虞珂立刻丟下兩個女仆,不管她們著急呼喊的聲音,大步闊步地朝宋聞所在方向走去。
喀喀喀的高跟鞋聲音印在煤灰地上,顯得格外清亮,吸引養父的注意。
他停下毆打兒子的動作,直立起身吆喝道“哪來的婊子,不該管的事情不要管”
還沒罵完,養父就遭到虞珂惡狠狠的一擊耳光。
“啪”的脆響,打亮霧霾的小雨天,吵醒疼痛得幾乎暈過去的宋聞。
宋聞用盡全身力氣抬頭,透過紅腫的眼皮看向莫名其妙出現在此處的女孩,一言不發。他沒有力氣,只能用余光掃到女孩白色的高跟鞋,還有和鞋子如出一轍的純白皮膚。
腿跟著上半身晃動兩下,應該是她在甩手放松肌肉。
虞珂嫌惡地掏出手帕擦手,她沒想到打人居然那么累,瞬間連打宋聞的想法都沒有了。而且煤灰點子粘在皮膚上還有油膩感,“真的是惡心死了”
誰能想到,莫名其妙跳出來打人的人,居然將話還那么拽
養父被打懵,捂著臉目瞪口呆著望著周身清貴的女孩,猜測道“請問你是余女士嗎”
余女士就是原書劇情中,買走宋聞關在家里的變態富婆,虞珂要冒充的對象。
這番錯認正合虞珂的意,她大言不慚地認下了“就是我。”
語氣還有一點得意。
宋聞也知道這個人,也知道父親將他賣給某個富婆當玩具。
他這次偷偷溜回家里,只是想拿身份證,卻沒想到不僅被抓到、挨打了,還要直面富婆交易現場。
太屈辱了。
宋聞太疼了,無法抬頭看買主的臉,但他知道人內心丑惡,模樣也必定是丑惡的。
雖然周身疼痛無法動彈,但為前途著想,宋聞還是努力地掙扎兩下,像垂死掙扎的金魚在路面上撲騰,試圖逃脫這個被交易的掌控。

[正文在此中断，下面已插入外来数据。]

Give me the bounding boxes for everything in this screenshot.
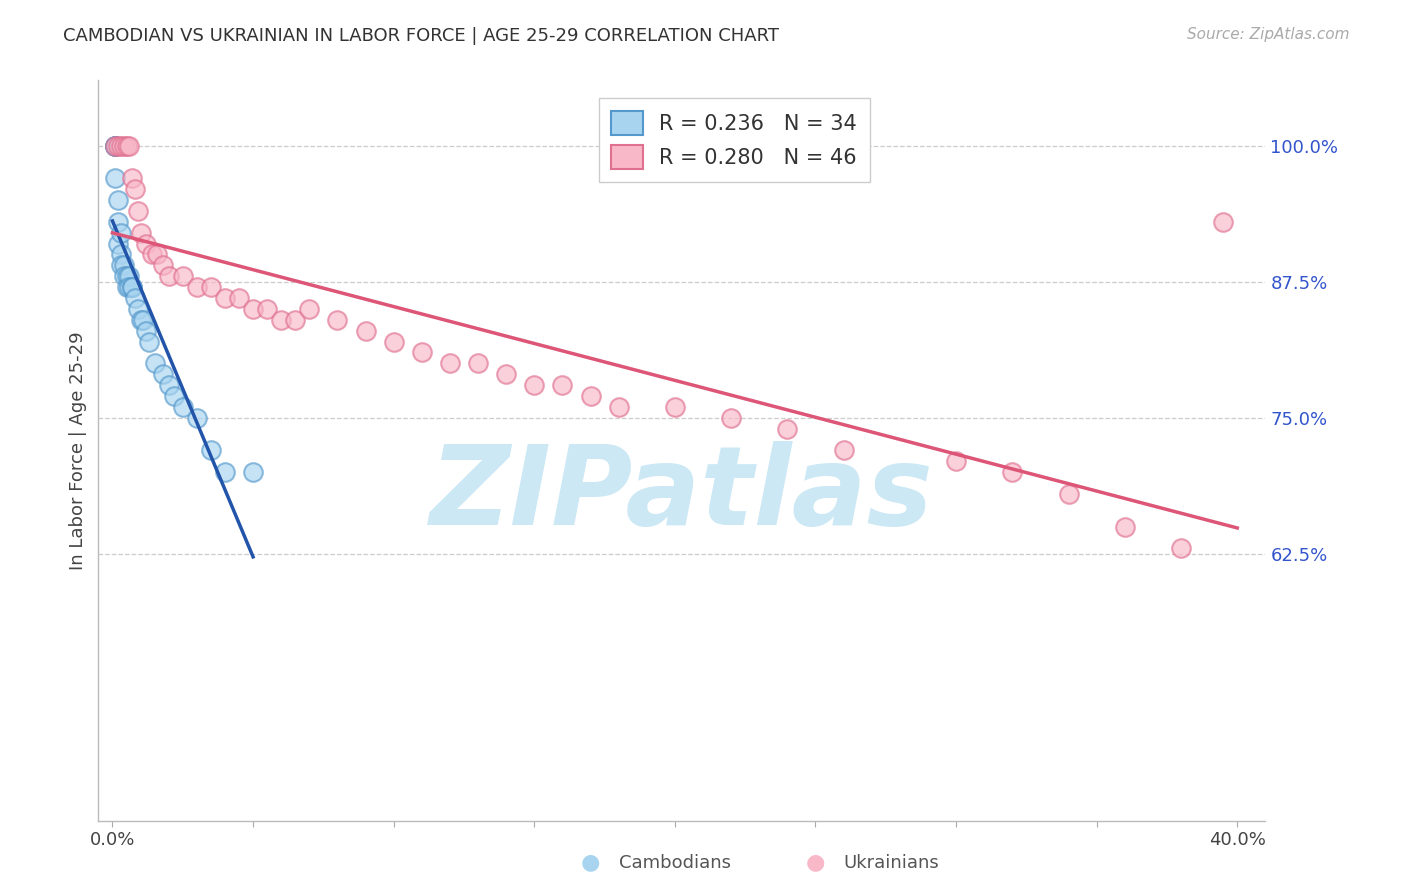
Point — [107, 138, 129, 153]
Legend: R = 0.236   N = 34, R = 0.280   N = 46: R = 0.236 N = 34, R = 0.280 N = 46 — [599, 98, 870, 182]
Point — [135, 324, 157, 338]
Text: ●: ● — [806, 853, 825, 872]
Point — [214, 291, 236, 305]
Point — [110, 259, 132, 273]
Point — [124, 182, 146, 196]
Point — [1001, 465, 1024, 479]
Point — [118, 269, 141, 284]
Point — [115, 138, 138, 153]
Point — [326, 313, 349, 327]
Point — [228, 291, 250, 305]
Point — [138, 334, 160, 349]
Point — [152, 259, 174, 273]
Point — [945, 454, 967, 468]
Point — [104, 138, 127, 153]
Point — [1057, 487, 1080, 501]
Point — [129, 226, 152, 240]
Point — [141, 247, 163, 261]
Point — [439, 356, 461, 370]
Point — [607, 400, 630, 414]
Point — [664, 400, 686, 414]
Point — [1170, 541, 1192, 556]
Point — [112, 138, 135, 153]
Point — [579, 389, 602, 403]
Point — [270, 313, 292, 327]
Point — [242, 301, 264, 316]
Point — [523, 378, 546, 392]
Point — [186, 280, 208, 294]
Point — [129, 313, 152, 327]
Point — [157, 269, 180, 284]
Point — [110, 138, 132, 153]
Point — [124, 291, 146, 305]
Point — [121, 171, 143, 186]
Point — [118, 138, 141, 153]
Point — [112, 259, 135, 273]
Point — [115, 269, 138, 284]
Point — [467, 356, 489, 370]
Point — [720, 410, 742, 425]
Point — [256, 301, 278, 316]
Point — [157, 378, 180, 392]
Point — [110, 226, 132, 240]
Point — [163, 389, 186, 403]
Point — [110, 247, 132, 261]
Point — [104, 138, 127, 153]
Point — [242, 465, 264, 479]
Point — [411, 345, 433, 359]
Point — [104, 171, 127, 186]
Point — [172, 269, 194, 284]
Text: Source: ZipAtlas.com: Source: ZipAtlas.com — [1187, 27, 1350, 42]
Point — [107, 215, 129, 229]
Point — [284, 313, 307, 327]
Point — [143, 356, 166, 370]
Text: Cambodians: Cambodians — [619, 855, 731, 872]
Point — [132, 313, 155, 327]
Point — [152, 368, 174, 382]
Point — [172, 400, 194, 414]
Text: CAMBODIAN VS UKRAINIAN IN LABOR FORCE | AGE 25-29 CORRELATION CHART: CAMBODIAN VS UKRAINIAN IN LABOR FORCE | … — [63, 27, 779, 45]
Point — [354, 324, 377, 338]
Point — [200, 280, 222, 294]
Text: ●: ● — [581, 853, 600, 872]
Point — [214, 465, 236, 479]
Text: ZIPatlas: ZIPatlas — [430, 442, 934, 549]
Point — [1114, 519, 1136, 533]
Point — [135, 236, 157, 251]
Point — [115, 280, 138, 294]
Point — [107, 193, 129, 207]
Point — [118, 280, 141, 294]
Point — [832, 443, 855, 458]
Point — [121, 280, 143, 294]
Point — [146, 247, 169, 261]
Point — [121, 280, 143, 294]
Point — [200, 443, 222, 458]
Y-axis label: In Labor Force | Age 25-29: In Labor Force | Age 25-29 — [69, 331, 87, 570]
Point — [495, 368, 517, 382]
Point — [104, 138, 127, 153]
Point — [127, 301, 149, 316]
Point — [107, 236, 129, 251]
Point — [776, 422, 799, 436]
Point — [112, 269, 135, 284]
Point — [186, 410, 208, 425]
Point — [104, 138, 127, 153]
Point — [127, 203, 149, 218]
Point — [1212, 215, 1234, 229]
Point — [551, 378, 574, 392]
Point — [298, 301, 321, 316]
Text: Ukrainians: Ukrainians — [844, 855, 939, 872]
Point — [104, 138, 127, 153]
Point — [382, 334, 405, 349]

一個不小心,掙扎的身軀濺起幾點泥點子,潑到富婆“虞”小姐的高跟鞋上。
虞珂看到漂亮的高跟鞋變黑,心情頓時不愉快起來。
偏偏女傭還要在這個時間里,遞上一個嗡嗡作響的手機,說“是大少爺,少爺的電話。小姐你就接一下吧。”
來了。
正好趕在這個時候,一點時間都沒浪費。
虞珂對自己時間管理能力非常滿意,大手一揮,接過電話。
話筒對面,是沉穩低啞的聲音“我明天來接你,記得收拾好行李。”
“沒什么好收拾的。”
和對方略帶沙啞的男聲比,虞珂的聲音清亮得像一只夜鶯“但是我想帶一只小狗回家。”
小狗宋聞腦海中不適時閃過一絲詭異感,很快,他就明白小狗說的是什么。
只見虞珂邊打電話,邊用高跟鞋尖抬起宋聞沉重、痛苦的下巴,然后順著硬挺下顎線,左右蹭兩下鞋子,將泥點換回去了,只不過還到臉上了。

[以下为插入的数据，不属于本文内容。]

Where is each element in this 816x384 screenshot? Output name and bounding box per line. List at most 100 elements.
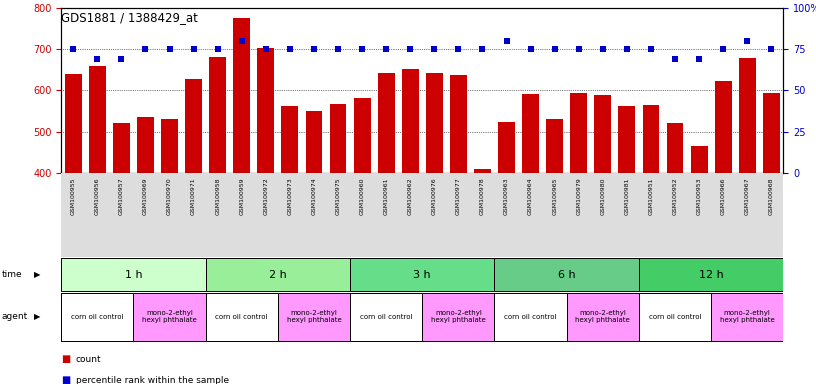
Text: GSM100968: GSM100968 [769, 177, 774, 215]
Point [572, 46, 585, 52]
Bar [715, 81, 732, 173]
Text: GSM100971: GSM100971 [191, 177, 196, 215]
Bar [89, 66, 106, 173]
Text: percentile rank within the sample: percentile rank within the sample [76, 376, 229, 384]
Bar [350, 173, 374, 257]
Bar [302, 173, 326, 257]
Text: 6 h: 6 h [558, 270, 575, 280]
Point [283, 46, 296, 52]
Point [308, 46, 321, 52]
Bar [763, 93, 780, 173]
Point [741, 38, 754, 44]
Point [476, 46, 489, 52]
Text: ■: ■ [61, 375, 70, 384]
Bar [759, 173, 783, 257]
Point [716, 46, 730, 52]
Bar [566, 293, 639, 341]
Point [620, 46, 633, 52]
Point [524, 46, 537, 52]
Point [139, 46, 152, 52]
Point [331, 46, 344, 52]
Bar [450, 75, 467, 173]
Bar [109, 173, 134, 257]
Bar [498, 122, 515, 173]
Bar [181, 173, 206, 257]
Bar [594, 95, 611, 173]
Text: mono-2-ethyl
hexyl phthalate: mono-2-ethyl hexyl phthalate [575, 310, 630, 323]
Bar [711, 173, 735, 257]
Text: GSM100961: GSM100961 [384, 177, 388, 215]
Bar [619, 106, 636, 173]
Bar [474, 169, 491, 173]
Text: corn oil control: corn oil control [504, 314, 557, 320]
Point [668, 56, 681, 62]
Bar [206, 173, 230, 257]
Point [163, 46, 176, 52]
Bar [543, 173, 566, 257]
Text: GSM100955: GSM100955 [71, 177, 76, 215]
Text: GSM100978: GSM100978 [480, 177, 485, 215]
Bar [735, 173, 759, 257]
Text: GSM100963: GSM100963 [504, 177, 509, 215]
Text: GSM100957: GSM100957 [119, 177, 124, 215]
Bar [277, 293, 350, 341]
Text: GSM100967: GSM100967 [745, 177, 750, 215]
Text: GSM100976: GSM100976 [432, 177, 437, 215]
Text: mono-2-ethyl
hexyl phthalate: mono-2-ethyl hexyl phthalate [431, 310, 486, 323]
Bar [206, 293, 277, 341]
Point [379, 46, 392, 52]
Bar [494, 173, 519, 257]
Bar [282, 106, 299, 173]
Point [596, 46, 610, 52]
Bar [137, 117, 154, 173]
Point [645, 46, 658, 52]
Text: corn oil control: corn oil control [71, 314, 123, 320]
Bar [470, 173, 494, 257]
Bar [350, 258, 494, 291]
Bar [615, 173, 639, 257]
Point [356, 46, 369, 52]
Text: mono-2-ethyl
hexyl phthalate: mono-2-ethyl hexyl phthalate [720, 310, 774, 323]
Text: corn oil control: corn oil control [215, 314, 268, 320]
Text: GDS1881 / 1388429_at: GDS1881 / 1388429_at [61, 12, 198, 25]
Text: GSM100964: GSM100964 [528, 177, 533, 215]
Text: GSM100960: GSM100960 [360, 177, 365, 215]
Point [115, 56, 128, 62]
Bar [134, 293, 206, 341]
Bar [374, 173, 398, 257]
Text: GSM100959: GSM100959 [239, 177, 244, 215]
Bar [61, 173, 85, 257]
Bar [161, 119, 178, 173]
Text: count: count [76, 354, 101, 364]
Bar [426, 73, 443, 173]
Text: ▶: ▶ [34, 270, 41, 279]
Text: GSM100974: GSM100974 [312, 177, 317, 215]
Point [428, 46, 441, 52]
Text: GSM100979: GSM100979 [576, 177, 581, 215]
Bar [570, 93, 588, 173]
Text: ▶: ▶ [34, 312, 41, 321]
Bar [206, 258, 350, 291]
Point [452, 46, 465, 52]
Bar [591, 173, 615, 257]
Text: GSM100977: GSM100977 [456, 177, 461, 215]
Bar [663, 173, 687, 257]
Text: GSM100966: GSM100966 [721, 177, 725, 215]
Point [211, 46, 224, 52]
Bar [257, 48, 274, 173]
Text: GSM100980: GSM100980 [601, 177, 605, 215]
Bar [350, 293, 423, 341]
Bar [667, 123, 684, 173]
Bar [546, 119, 563, 173]
Bar [64, 74, 82, 173]
Bar [738, 58, 756, 173]
Text: agent: agent [2, 312, 28, 321]
Text: GSM100953: GSM100953 [697, 177, 702, 215]
Text: GSM100952: GSM100952 [672, 177, 677, 215]
Text: 2 h: 2 h [269, 270, 286, 280]
Text: GSM100951: GSM100951 [649, 177, 654, 215]
Bar [494, 258, 639, 291]
Bar [566, 173, 591, 257]
Point [500, 38, 513, 44]
Text: corn oil control: corn oil control [649, 314, 701, 320]
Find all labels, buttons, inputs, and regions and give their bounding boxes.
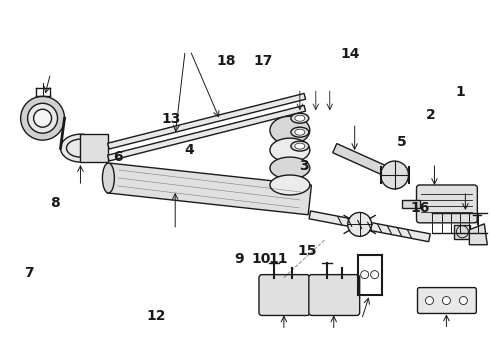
Ellipse shape [270, 157, 310, 179]
Circle shape [27, 103, 57, 133]
Ellipse shape [291, 113, 309, 123]
Polygon shape [454, 225, 470, 239]
Ellipse shape [270, 138, 310, 162]
Ellipse shape [291, 127, 309, 137]
Text: 7: 7 [24, 266, 34, 280]
Text: 17: 17 [254, 54, 273, 68]
Text: 9: 9 [234, 252, 244, 266]
Text: 2: 2 [426, 108, 436, 122]
Circle shape [456, 226, 468, 238]
Text: 12: 12 [147, 309, 166, 323]
Text: 10: 10 [251, 252, 270, 266]
Ellipse shape [270, 175, 310, 195]
Ellipse shape [102, 163, 114, 193]
Ellipse shape [291, 141, 309, 151]
Circle shape [370, 271, 379, 279]
Text: 14: 14 [341, 47, 360, 61]
Polygon shape [80, 134, 108, 162]
FancyBboxPatch shape [259, 275, 310, 315]
Polygon shape [108, 94, 306, 149]
Circle shape [425, 297, 434, 305]
Polygon shape [401, 200, 419, 208]
Ellipse shape [295, 129, 305, 135]
Circle shape [381, 161, 409, 189]
Text: 13: 13 [161, 112, 180, 126]
Circle shape [361, 271, 368, 279]
Circle shape [460, 297, 467, 305]
Ellipse shape [295, 143, 305, 149]
Polygon shape [108, 105, 306, 161]
Ellipse shape [67, 139, 95, 157]
Polygon shape [333, 144, 396, 180]
Text: 5: 5 [396, 135, 406, 149]
Text: 15: 15 [298, 244, 318, 258]
Text: 11: 11 [269, 252, 288, 266]
Text: 3: 3 [299, 159, 308, 173]
Ellipse shape [295, 115, 305, 121]
Polygon shape [309, 211, 430, 242]
Circle shape [34, 109, 51, 127]
Ellipse shape [61, 134, 100, 162]
Circle shape [21, 96, 65, 140]
Text: 8: 8 [50, 196, 60, 210]
Text: 4: 4 [184, 143, 194, 157]
FancyBboxPatch shape [309, 275, 360, 315]
Polygon shape [469, 224, 488, 245]
Text: 6: 6 [113, 150, 123, 164]
FancyBboxPatch shape [417, 288, 476, 314]
Text: 1: 1 [455, 85, 465, 99]
Polygon shape [107, 163, 312, 215]
Text: 18: 18 [217, 54, 236, 68]
Ellipse shape [270, 116, 310, 144]
Circle shape [442, 297, 450, 305]
Circle shape [348, 212, 371, 237]
Text: 16: 16 [410, 201, 430, 215]
FancyBboxPatch shape [416, 185, 477, 223]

因為被腳托舉著,宋聞被迫將臉揚起,自然也看到買他的富婆長什么模樣。
他看到一張臉,如同雨水下濕漉漉的白花,干凈漂亮到極致純粹。
可是她在做的事情,卻和外表截然不同侮辱性十足地用腳勾下巴,笑瞇瞇地打電話,管他叫做“小狗”。
想到未來凄慘,宋聞悄悄握緊拳頭,內心瀝血不住哀鳴。